Reputation: 19331
This could potentially be an xy problem, so I'm open to suggestions that deviate from the original question if there's a better way to approach this.
I have a fairly large program that generates a lot of metrics, statistics, etc. One important calculation that I need is the ability to generate the output of a complex mathematical operation. The only tool that can generate this output is a third-party, vendor-supplied application. The vendor will gladly compile the application for my company for any OS/distory/architecture, but they cannot give us the source. As a result, our program must rely on the pre-compiled program being shipped as part of the same project, and the vendor program being launched via popen()
.
Due to installation mishaps and other issues, there are times that the popen()
call fails due to path issues, the file being moved, etc. These aren't things we can control, but nevertheless, the customer blames it on the devs.
Is there some way, using a simple c plus make on linux program, to somehow embed the external application into our own application so that it can be popen()
'ed in a private memory mapping, so that the program is always available to our "main" application?
Ideally, we would just add the source for this program to our own code base and problem solved, but that's not available to us.
Upvotes: 3
Views: 401
Reputation: 65046
If you really must ship your application as a single binary without auxillary files1, you can just link the entire binary into your application using the linker. The specific details for Linux/ELF/ld
are fleshed out in this answer.
Then, at runtime, just write your binary to a temporary file, then chmod(2)

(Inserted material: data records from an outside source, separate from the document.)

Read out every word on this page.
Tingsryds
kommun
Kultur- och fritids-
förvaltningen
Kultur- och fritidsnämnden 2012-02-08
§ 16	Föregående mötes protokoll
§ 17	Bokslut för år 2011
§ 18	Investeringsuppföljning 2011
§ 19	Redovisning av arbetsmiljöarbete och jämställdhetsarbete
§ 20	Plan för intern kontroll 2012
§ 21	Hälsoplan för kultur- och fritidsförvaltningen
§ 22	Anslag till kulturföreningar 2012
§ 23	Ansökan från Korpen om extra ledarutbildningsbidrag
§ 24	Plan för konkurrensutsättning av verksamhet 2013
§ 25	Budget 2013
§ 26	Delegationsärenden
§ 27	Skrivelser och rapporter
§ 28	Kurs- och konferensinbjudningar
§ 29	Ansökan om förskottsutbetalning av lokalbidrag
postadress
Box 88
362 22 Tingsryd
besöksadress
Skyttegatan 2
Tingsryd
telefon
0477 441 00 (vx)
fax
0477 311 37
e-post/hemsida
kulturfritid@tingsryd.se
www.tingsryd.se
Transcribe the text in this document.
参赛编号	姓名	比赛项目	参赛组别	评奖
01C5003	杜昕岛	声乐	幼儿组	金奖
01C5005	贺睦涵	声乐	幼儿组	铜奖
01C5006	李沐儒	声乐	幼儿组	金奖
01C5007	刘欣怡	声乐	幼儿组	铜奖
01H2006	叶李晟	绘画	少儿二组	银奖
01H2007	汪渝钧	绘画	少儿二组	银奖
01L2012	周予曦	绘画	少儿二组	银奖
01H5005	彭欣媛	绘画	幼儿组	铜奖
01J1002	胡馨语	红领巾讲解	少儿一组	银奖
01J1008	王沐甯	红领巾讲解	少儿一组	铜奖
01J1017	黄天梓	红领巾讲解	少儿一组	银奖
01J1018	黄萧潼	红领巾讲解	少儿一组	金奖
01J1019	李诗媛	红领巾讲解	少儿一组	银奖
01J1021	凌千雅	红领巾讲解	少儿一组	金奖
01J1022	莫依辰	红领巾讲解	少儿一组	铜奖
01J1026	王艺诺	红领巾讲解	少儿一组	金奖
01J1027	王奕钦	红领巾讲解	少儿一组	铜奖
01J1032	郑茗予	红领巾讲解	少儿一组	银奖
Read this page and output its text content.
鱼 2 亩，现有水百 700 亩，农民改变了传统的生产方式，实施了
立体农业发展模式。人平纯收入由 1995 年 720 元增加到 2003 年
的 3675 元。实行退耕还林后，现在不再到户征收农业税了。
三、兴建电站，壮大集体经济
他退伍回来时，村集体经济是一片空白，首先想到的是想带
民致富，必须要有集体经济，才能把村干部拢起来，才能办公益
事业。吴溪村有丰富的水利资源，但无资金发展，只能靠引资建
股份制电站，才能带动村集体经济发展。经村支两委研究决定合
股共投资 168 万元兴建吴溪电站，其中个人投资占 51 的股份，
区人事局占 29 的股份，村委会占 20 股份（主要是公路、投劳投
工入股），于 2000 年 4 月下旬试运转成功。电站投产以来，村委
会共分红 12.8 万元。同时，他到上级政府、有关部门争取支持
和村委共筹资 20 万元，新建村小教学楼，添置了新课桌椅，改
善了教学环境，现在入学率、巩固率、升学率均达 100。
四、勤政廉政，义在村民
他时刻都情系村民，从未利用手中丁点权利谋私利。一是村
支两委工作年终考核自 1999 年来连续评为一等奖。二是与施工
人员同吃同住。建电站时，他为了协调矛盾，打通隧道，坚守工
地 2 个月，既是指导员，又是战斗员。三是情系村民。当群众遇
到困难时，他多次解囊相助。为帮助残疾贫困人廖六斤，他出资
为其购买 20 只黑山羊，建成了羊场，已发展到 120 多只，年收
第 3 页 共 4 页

the permissions programatically to include execute, and finally popen
it as you have been doing.
1 Since if that's not a requirement, the vendor supplied application can just be treated as any other auxillary file which must be present. I don't see how the customer can mess up the executable more than other file in your application directory.
Upvotes: 3
Reputation: 176
This is an interesting question indeed. What I would do would be to include the executable inside your program. The easiest way is to create an array of chars that is a copy of the contents of the executable. At runtime, you then use mkstemp
to create a temporary file and write the content of your char array in it. You then add the execution permissions with chmod
and run with popen
just like you did earlier.
I found this SO question that provides an example of code to do just what I'm describing: How to compile and execute from memory directly?